Mufti juga mendesak Telkom untuk melaporkan hasil audit atas dugaan praktik mafia penjualan kartu Halo serta investasi Telkomsel di GOTO yang disebutnya menimbulkan potensi kerugian negara sebesar Rp 7,2 triliun. Ia juga menyinggung dugaan proyek fiktif senilai Rp 431 miliar di Telkom yang sedang dalam proses penyelidikan oleh KPK dan BPK.
"Telkomsel harus ambil langkah cepat untuk mengatasi kerugian yang semakin besar. Perlu didalami siapa yang bertanggung jawab dan apa konsekuensi bagi pihak yang terlibat," tegas politisi Fraksi PDI-Perjuangan itu.

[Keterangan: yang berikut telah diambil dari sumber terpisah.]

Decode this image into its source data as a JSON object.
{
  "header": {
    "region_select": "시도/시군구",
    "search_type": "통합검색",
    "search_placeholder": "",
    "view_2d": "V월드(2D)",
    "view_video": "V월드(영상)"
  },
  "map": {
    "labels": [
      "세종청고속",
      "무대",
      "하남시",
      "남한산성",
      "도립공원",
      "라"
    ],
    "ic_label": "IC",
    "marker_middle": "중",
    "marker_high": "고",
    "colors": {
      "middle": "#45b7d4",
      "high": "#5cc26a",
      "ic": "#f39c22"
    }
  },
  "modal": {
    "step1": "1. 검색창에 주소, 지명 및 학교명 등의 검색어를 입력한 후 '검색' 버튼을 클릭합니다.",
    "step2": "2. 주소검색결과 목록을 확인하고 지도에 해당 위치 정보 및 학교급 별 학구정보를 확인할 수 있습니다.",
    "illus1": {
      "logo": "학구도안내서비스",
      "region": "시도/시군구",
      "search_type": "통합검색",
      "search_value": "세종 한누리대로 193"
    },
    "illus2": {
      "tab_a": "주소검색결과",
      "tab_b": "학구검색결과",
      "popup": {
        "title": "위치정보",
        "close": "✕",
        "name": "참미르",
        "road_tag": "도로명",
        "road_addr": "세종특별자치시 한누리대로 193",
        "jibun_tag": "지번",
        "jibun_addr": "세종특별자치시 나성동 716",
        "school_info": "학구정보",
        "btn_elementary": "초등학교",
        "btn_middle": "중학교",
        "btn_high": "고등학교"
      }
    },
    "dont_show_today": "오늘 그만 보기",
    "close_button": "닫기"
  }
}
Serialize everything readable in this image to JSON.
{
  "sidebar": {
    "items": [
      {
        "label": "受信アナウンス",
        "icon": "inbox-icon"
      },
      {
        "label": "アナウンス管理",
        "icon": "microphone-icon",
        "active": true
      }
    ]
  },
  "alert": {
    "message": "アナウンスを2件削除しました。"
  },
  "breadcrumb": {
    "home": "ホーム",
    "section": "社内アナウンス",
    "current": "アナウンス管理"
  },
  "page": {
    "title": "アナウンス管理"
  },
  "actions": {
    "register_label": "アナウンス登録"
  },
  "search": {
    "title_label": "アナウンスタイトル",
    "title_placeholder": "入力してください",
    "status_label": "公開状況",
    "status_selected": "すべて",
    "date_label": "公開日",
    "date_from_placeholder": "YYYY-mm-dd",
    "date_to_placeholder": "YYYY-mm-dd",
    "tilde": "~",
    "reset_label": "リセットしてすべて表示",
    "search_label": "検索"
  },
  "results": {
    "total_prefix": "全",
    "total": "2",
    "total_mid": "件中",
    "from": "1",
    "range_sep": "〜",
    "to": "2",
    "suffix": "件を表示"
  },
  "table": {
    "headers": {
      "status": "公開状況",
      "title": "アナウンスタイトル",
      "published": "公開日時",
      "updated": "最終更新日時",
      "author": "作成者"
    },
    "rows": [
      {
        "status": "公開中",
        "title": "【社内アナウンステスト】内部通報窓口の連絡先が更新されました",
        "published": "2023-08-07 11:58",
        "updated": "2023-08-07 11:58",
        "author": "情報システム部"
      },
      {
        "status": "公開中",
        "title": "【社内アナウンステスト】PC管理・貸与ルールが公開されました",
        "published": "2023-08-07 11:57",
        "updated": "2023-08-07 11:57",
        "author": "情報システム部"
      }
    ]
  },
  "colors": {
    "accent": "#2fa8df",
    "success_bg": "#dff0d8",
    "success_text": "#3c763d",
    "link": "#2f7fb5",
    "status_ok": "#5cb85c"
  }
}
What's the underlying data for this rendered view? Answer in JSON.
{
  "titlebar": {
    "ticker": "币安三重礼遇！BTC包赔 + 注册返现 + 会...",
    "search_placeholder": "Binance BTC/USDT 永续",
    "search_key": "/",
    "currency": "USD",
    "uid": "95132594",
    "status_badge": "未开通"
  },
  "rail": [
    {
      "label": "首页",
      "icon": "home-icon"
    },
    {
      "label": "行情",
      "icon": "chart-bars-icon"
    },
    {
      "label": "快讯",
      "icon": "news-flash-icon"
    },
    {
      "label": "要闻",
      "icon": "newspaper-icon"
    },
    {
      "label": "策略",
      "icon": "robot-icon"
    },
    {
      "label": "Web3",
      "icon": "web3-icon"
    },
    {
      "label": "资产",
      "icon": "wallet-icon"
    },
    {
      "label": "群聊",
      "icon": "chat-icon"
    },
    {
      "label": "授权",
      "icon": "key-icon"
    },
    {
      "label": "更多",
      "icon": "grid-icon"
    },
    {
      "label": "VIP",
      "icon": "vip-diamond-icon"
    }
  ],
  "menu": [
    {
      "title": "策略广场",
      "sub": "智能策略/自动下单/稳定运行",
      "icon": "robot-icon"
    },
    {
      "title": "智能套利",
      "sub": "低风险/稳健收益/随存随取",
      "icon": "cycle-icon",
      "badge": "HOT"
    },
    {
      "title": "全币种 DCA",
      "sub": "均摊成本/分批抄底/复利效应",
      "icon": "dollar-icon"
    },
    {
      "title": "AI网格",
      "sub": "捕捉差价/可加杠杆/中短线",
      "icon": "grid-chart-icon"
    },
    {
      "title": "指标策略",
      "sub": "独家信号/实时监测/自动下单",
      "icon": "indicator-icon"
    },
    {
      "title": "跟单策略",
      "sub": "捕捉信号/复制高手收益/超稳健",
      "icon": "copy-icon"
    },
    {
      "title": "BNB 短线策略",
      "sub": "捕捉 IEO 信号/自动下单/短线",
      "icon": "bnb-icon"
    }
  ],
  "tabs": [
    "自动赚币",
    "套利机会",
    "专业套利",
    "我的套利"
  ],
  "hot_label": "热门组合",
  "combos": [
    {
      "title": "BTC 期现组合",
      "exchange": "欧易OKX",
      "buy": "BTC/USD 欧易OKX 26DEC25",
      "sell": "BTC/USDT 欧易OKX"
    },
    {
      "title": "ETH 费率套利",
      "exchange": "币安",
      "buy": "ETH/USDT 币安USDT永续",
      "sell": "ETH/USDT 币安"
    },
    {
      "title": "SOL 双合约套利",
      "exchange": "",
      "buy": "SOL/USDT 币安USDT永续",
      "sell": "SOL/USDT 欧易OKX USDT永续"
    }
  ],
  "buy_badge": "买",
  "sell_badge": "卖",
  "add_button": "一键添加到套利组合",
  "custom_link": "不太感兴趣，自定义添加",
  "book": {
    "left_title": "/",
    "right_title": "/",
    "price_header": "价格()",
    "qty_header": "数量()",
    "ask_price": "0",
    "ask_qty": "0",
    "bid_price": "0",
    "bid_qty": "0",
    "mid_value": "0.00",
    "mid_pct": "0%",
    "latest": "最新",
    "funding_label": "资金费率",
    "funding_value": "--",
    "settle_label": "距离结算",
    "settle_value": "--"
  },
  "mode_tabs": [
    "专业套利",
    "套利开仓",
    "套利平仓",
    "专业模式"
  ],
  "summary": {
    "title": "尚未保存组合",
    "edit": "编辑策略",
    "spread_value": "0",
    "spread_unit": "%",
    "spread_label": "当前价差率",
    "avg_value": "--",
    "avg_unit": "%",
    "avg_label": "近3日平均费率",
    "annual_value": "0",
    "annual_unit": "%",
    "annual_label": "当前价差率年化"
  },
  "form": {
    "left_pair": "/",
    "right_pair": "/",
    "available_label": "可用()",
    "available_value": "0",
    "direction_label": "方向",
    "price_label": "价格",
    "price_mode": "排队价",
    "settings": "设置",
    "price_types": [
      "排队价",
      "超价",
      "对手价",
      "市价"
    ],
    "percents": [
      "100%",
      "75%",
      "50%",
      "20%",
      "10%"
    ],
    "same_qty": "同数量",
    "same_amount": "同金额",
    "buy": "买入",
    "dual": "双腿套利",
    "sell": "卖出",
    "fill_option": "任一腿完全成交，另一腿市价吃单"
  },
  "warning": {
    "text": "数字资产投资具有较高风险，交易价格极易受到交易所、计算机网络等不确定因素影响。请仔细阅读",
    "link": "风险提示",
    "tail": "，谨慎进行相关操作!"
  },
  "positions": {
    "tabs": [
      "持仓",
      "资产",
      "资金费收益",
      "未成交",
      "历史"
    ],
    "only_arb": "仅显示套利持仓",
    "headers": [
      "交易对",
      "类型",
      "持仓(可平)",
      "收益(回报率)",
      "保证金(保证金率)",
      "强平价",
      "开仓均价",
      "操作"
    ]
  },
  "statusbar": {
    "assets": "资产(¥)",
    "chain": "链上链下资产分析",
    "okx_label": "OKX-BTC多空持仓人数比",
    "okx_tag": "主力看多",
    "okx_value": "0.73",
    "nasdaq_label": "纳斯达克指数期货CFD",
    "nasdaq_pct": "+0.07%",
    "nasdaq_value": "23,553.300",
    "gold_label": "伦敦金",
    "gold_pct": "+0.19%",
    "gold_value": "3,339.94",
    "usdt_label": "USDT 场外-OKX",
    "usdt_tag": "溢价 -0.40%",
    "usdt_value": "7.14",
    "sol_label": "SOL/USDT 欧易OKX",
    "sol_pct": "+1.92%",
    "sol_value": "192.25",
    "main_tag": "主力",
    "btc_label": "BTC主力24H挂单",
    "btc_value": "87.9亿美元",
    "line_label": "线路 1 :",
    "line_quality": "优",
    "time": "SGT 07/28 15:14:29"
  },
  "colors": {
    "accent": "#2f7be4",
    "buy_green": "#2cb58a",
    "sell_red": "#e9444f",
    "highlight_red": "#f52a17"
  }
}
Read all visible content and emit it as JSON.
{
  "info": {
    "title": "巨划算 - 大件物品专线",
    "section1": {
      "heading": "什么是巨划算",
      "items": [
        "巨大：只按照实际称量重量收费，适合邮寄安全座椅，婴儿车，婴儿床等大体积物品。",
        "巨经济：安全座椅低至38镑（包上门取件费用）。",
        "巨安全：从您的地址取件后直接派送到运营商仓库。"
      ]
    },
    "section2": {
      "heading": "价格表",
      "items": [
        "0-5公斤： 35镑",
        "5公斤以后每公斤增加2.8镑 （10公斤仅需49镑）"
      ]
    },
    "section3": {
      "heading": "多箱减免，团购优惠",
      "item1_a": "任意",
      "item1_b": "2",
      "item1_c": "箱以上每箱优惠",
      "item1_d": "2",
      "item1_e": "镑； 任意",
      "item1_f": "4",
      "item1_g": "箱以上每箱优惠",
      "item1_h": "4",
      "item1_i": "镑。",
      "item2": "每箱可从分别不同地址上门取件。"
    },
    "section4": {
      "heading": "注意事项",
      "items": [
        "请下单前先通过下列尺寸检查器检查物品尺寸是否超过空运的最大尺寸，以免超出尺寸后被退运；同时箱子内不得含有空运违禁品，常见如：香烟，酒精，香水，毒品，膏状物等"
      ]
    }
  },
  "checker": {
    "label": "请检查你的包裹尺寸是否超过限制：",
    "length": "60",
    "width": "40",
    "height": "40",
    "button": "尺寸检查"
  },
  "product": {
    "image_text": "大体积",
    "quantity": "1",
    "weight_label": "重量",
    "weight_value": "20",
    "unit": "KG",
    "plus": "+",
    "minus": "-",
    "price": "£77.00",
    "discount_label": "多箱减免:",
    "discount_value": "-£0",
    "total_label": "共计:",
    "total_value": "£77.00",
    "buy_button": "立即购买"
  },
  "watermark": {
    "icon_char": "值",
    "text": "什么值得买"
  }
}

Ia meminta ada kejelasan mengenai penyelesaian dalam waktu 100 hari kerja.
Dalam rapat yang sama, Anggota Komisi VI DPR RI Rieke Diah Pitaloka menyampaikan kekhawatirannya atas kerja sama antara Telkomsat dan Starlink. Ia menilai kerja sama yang berlangsung sejak 2021 itu bisa melemahkan kedaulatan komunikasi nasional, apalagi mengingat sensitifnya pengelolaan infrastruktur telekomunikasi dalam situasi darurat dan keamanan.
"Ini menjadi catatan penting untuk segera mengevaluasi keberadaan Starlink karena sudah terjadi indikasi kuat di beberapa negara bahwa negara kehilangan kontrol langsung atas infrastruktur komunikasi," ujarnya.
Rieke juga menyoroti soal pemberian Hak Labuh Satelit, yang menurutnya telah dimanfaatkan oleh Starlink tanpa kesetaraan dengan penyedia layanan dalam negeri. Ia menyebut nilai investasi sebesar Rp30 miliar tidak sebanding dengan risiko strategis yang ditimbulkan.
"Provider domestik tidak semudah itu mendapatkan akses, apalagi tanpa memenuhi persyaratan ketat. Maka kami mendesak evaluasi menyeluruh atas kerja sama ini," ujarnya.